El beso es la historia de la vida. El primero, tal vez el más famoso, sea el de Judas Iscariote a Jesús: un beso fingido, sinónimo de traición. Otro beso famoso es el llamado fraternal socialista, cuyo ejemplo más paradigmático fue el protagonizado por Leónidas Brézhnev y Erich Honecker; un beso en la boca, pasional, como síntoma de la total colaboración entre sus dos países. Hace unos meses, el Dalái Lama besó a un niño en la boca y pidió al chaval que chupara su lengua; provocó escándalo y aversión, ya que según parece no comprendemos a Buda. Los niños son fans del beso esquimal: los dos participantes se frotan sus respectivas narices, un beso que denota inocencia y cariño. El beso más noble es el que se da en la frente; su receptor comprueba que es objeto de admiración y respeto sintiéndose protegido.
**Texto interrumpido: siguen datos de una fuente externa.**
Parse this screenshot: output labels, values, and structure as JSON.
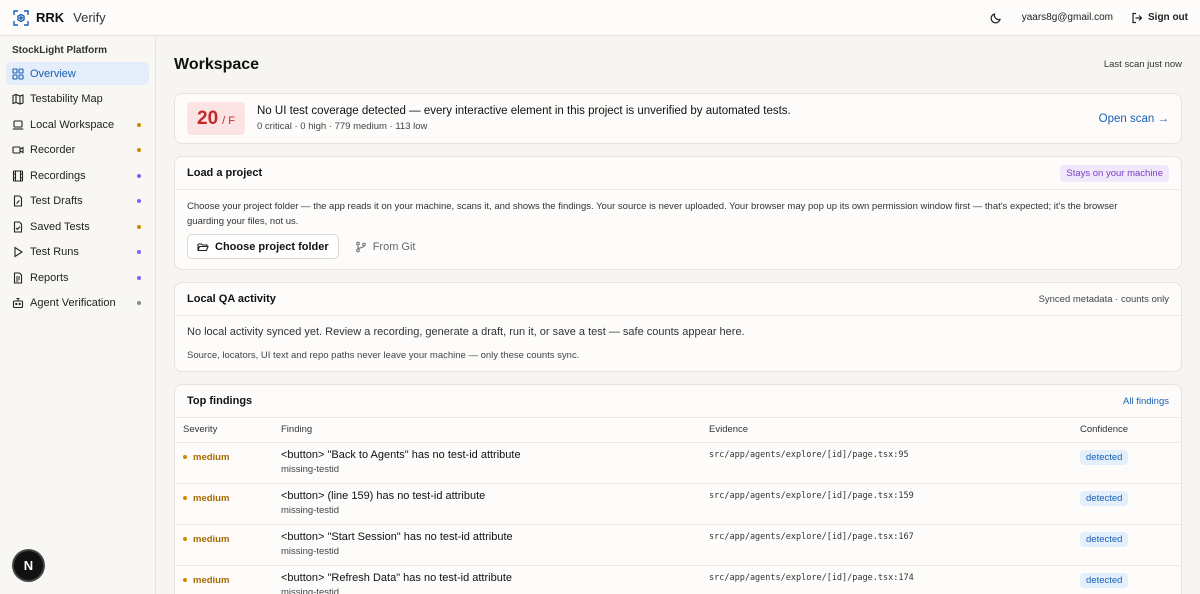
{
  "brand": {
    "name": "RRK",
    "sub": "Verify"
  },
  "topbar": {
    "email": "yaars8g@gmail.com",
    "signout": "Sign out"
  },
  "sidebar": {
    "heading": "StockLight Platform",
    "items": [
      {
        "label": "Overview",
        "icon": "grid-icon",
        "active": true,
        "dot": ""
      },
      {
        "label": "Testability Map",
        "icon": "map-icon",
        "active": false,
        "dot": ""
      },
      {
        "label": "Local Workspace",
        "icon": "laptop-icon",
        "active": false,
        "dot": "#c98b00"
      },
      {
        "label": "Recorder",
        "icon": "video-icon",
        "active": false,
        "dot": "#c98b00"
      },
      {
        "label": "Recordings",
        "icon": "film-icon",
        "active": false,
        "dot": "#8a5cf6"
      },
      {
        "label": "Test Drafts",
        "icon": "file-edit-icon",
        "active": false,
        "dot": "#8a5cf6"
      },
      {
        "label": "Saved Tests",
        "icon": "file-check-icon",
        "active": false,
        "dot": "#c98b00"
      },
      {
        "label": "Test Runs",
        "icon": "play-icon",
        "active": false,
        "dot": "#8a5cf6"
      },
      {
        "label": "Reports",
        "icon": "report-icon",
        "active": false,
        "dot": "#8a5cf6"
      },
      {
        "label": "Agent Verification",
        "icon": "bot-icon",
        "active": false,
        "dot": "#888888"
      }
    ],
    "avatar": "N"
  },
  "page": {
    "title": "Workspace",
    "last_scan": "Last scan just now"
  },
  "score": {
    "value": "20",
    "grade": "/ F",
    "title": "No UI test coverage detected — every interactive element in this project is unverified by automated tests.",
    "summary": "0 critical · 0 high · 779 medium · 113 low",
    "open": "Open scan →"
  },
  "load": {
    "title": "Load a project",
    "badge": "Stays on your machine",
    "description": "Choose your project folder — the app reads it on your machine, scans it, and shows the findings. Your source is never uploaded. Your browser may pop up its own permission window first — that's expected; it's the browser guarding your files, not us.",
    "choose": "Choose project folder",
    "git": "From Git"
  },
  "qa": {
    "title": "Local QA activity",
    "meta": "Synced metadata · counts only",
    "message": "No local activity synced yet. Review a recording, generate a draft, run it, or save a test — safe counts appear here.",
    "note": "Source, locators, UI text and repo paths never leave your machine — only these counts sync."
  },
  "findings": {
    "title": "Top findings",
    "link": "All findings",
    "columns": [
      "Severity",
      "Finding",
      "Evidence",
      "Confidence"
    ],
    "rows": [
      {
        "severity": "medium",
        "title": "<button> \"Back to Agents\" has no test-id attribute",
        "code": "missing-testid",
        "evidence": "src/app/agents/explore/[id]/page.tsx:95",
        "confidence": "detected"
      },
      {
        "severity": "medium",
        "title": "<button> (line 159) has no test-id attribute",
        "code": "missing-testid",
        "evidence": "src/app/agents/explore/[id]/page.tsx:159",
        "confidence": "detected"
      },
      {
        "severity": "medium",
        "title": "<button> \"Start Session\" has no test-id attribute",
        "code": "missing-testid",
        "evidence": "src/app/agents/explore/[id]/page.tsx:167",
        "confidence": "detected"
      },
      {
        "severity": "medium",
        "title": "<button> \"Refresh Data\" has no test-id attribute",
        "code": "missing-testid",
        "evidence": "src/app/agents/explore/[id]/page.tsx:174",
        "confidence": "detected"
      }
    ]
  }
}
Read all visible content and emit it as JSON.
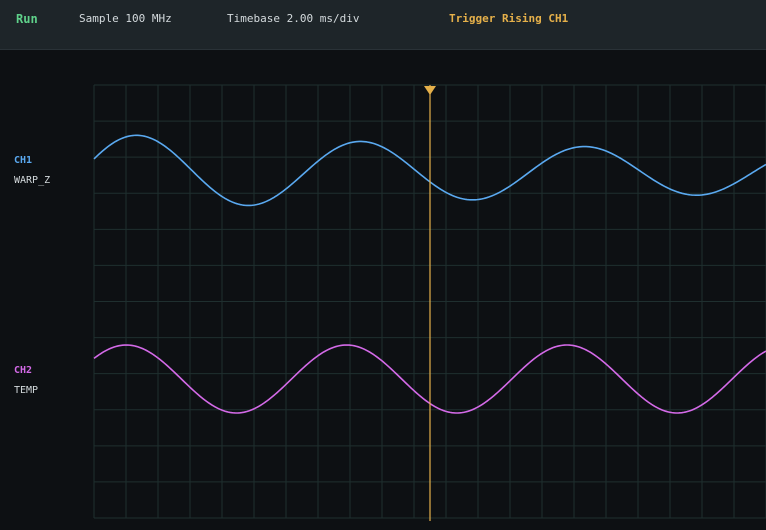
{
  "status": {
    "run_label": "Run",
    "sample": "Sample 100 MHz",
    "timebase": "Timebase 2.00 ms/div",
    "trigger": "Trigger Rising CH1"
  },
  "colors": {
    "run": "#5fd18a",
    "trigger": "#e5b04a",
    "ch1": "#5aa9f0",
    "ch2": "#d46ae8",
    "grid": "#1f2f2f",
    "grid_minor": "#17201f"
  },
  "channels": [
    {
      "id": "CH1",
      "name": "WARP_Z"
    },
    {
      "id": "CH2",
      "name": "TEMP"
    }
  ],
  "grid": {
    "divisions_x": 21,
    "divisions_y": 12
  },
  "trigger_marker": {
    "position_fraction": 0.5
  },
  "chart_data": {
    "type": "line",
    "x": [
      0,
      0.05,
      0.1,
      0.15,
      0.2,
      0.25,
      0.3,
      0.35,
      0.4,
      0.45,
      0.5,
      0.55,
      0.6,
      0.65,
      0.7,
      0.75,
      0.8,
      0.85,
      0.9,
      0.95,
      1
    ],
    "series": [
      {
        "name": "CH1",
        "shape": "damped-sine",
        "cycles": 3,
        "amplitude": 1.0,
        "decay": 0.55,
        "phase": 0.35,
        "offset": 0
      },
      {
        "name": "CH2",
        "shape": "sine",
        "cycles": 3.05,
        "amplitude": 1.0,
        "phase": 0.65,
        "offset": 0
      }
    ]
  }
}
Hace unos días ha saltado a la fama el digamos beso presidencial balompédico que sin concederle eximente ni atenuante alguna, fue ejecutado en un momento álgido, emotivo y pasional; un beso psicológicamente primario en el que su emisor invadió una boca ajena y no quiso, pudo o supo contenerse.

Tres dudas me embargan, a saber, ¿qué hubiera sucedido si el beso en cuestión hubiese sido de presidenta a jugadora, de presidenta a jugador o de presidente a jugador? Los tres sin la aquiescencia de la persona besada: ¿agresión sexual? ¿Abuso de poder? ¿Hubiese provocado tal polémica y levantado tanta polvareda? Seamos sinceros con nosotros mismos desterrando la hipocresía y el postureo.